Caught reminiscing, the hand in the cookie jar of the proverbial past. Childhood memories arriving, surprised to be at the surface again. Florida in the 70s, the 80s. Impossible to stop, difficult to complete. Fragments of unexpected fragments; sensation overtaking fact.
Grief is an odd process, arriving in waves of memory that recur, then disappear. The mind seems to know not to overwhelm by remembering too much at once. I suppose it is a lucky thing, this shuffling of the lived life, the process of accepting death's completion through incomplete pieces of the past.
Time moves in one direction, memory in another.
It is not all bad, the emotional summating. In the last ten years I had become friends with my father, had visited him recently with Rachel and the boy on Thanksgiving. The memories of being a child - my brother magically there, a child again as well - have been almost fun, dangling in the odd light of sorrow. Who knows what my mind gets up to when trying to protect me from myself.
There may always be some unresolved emotion, but I need not carry any additional weight. Perhaps I am fooling myself, but I already feel at peace with his passing. I knew it was coming in a way that I refused to believe about my mother. Though the evidence of her death was undeniable, my mind yet found a way.

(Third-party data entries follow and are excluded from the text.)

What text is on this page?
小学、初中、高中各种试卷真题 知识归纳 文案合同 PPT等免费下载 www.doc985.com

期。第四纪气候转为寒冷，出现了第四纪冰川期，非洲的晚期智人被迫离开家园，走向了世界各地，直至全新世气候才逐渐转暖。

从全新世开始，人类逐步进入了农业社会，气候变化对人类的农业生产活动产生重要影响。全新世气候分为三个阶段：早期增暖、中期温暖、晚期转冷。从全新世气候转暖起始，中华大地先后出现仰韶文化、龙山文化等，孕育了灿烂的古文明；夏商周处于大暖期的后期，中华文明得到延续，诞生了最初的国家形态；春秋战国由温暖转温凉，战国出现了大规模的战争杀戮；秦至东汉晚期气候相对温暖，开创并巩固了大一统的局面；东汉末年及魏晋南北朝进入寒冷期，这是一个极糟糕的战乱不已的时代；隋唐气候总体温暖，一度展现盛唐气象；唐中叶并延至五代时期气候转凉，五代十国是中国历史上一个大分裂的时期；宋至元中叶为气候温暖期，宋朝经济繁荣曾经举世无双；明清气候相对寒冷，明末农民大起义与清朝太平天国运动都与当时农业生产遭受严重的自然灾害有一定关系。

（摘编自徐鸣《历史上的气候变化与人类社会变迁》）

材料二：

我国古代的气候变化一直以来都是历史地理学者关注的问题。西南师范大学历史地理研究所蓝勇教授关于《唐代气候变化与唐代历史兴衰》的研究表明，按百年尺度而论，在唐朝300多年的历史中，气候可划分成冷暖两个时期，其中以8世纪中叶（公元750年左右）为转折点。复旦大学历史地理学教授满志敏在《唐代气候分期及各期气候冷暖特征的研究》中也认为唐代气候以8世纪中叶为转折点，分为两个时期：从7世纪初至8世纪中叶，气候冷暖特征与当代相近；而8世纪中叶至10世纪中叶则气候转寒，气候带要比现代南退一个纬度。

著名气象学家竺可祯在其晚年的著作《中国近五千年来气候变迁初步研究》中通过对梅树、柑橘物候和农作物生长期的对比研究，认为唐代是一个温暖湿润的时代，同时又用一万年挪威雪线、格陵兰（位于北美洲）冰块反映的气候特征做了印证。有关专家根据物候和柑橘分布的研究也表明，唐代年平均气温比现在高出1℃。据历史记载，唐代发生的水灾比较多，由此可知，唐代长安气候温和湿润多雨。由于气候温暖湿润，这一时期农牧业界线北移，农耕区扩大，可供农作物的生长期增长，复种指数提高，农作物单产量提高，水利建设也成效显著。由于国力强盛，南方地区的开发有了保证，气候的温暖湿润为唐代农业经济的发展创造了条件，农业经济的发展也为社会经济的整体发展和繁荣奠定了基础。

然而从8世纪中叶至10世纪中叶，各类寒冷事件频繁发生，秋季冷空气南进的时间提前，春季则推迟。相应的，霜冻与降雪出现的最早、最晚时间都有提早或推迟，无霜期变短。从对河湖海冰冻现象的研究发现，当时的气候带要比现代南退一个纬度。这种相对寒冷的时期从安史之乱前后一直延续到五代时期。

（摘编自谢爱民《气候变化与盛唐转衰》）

I was happy to see my father happy in his new life, with his new family. He became a different person, one that I grew to love.
Happiness is attractive, laughter strong, sometimes lasting.
I am in Breckenridge now, with friends who are skiing and snowboarding. There is this enormous sense of limbo to contend with, high up in the mountains, just west of the continental divide. I spent yesterday working, and likely will do the same today. It is a needed distraction. By tomorrow I will stop, and make my way the last three hours from here to Grand Junction. Or, perhaps I will drive back to Denver, to pick up my brother at the airport.
I will buy a new collared shirt and maybe shoes, for whatever happens, for whatever must happen next.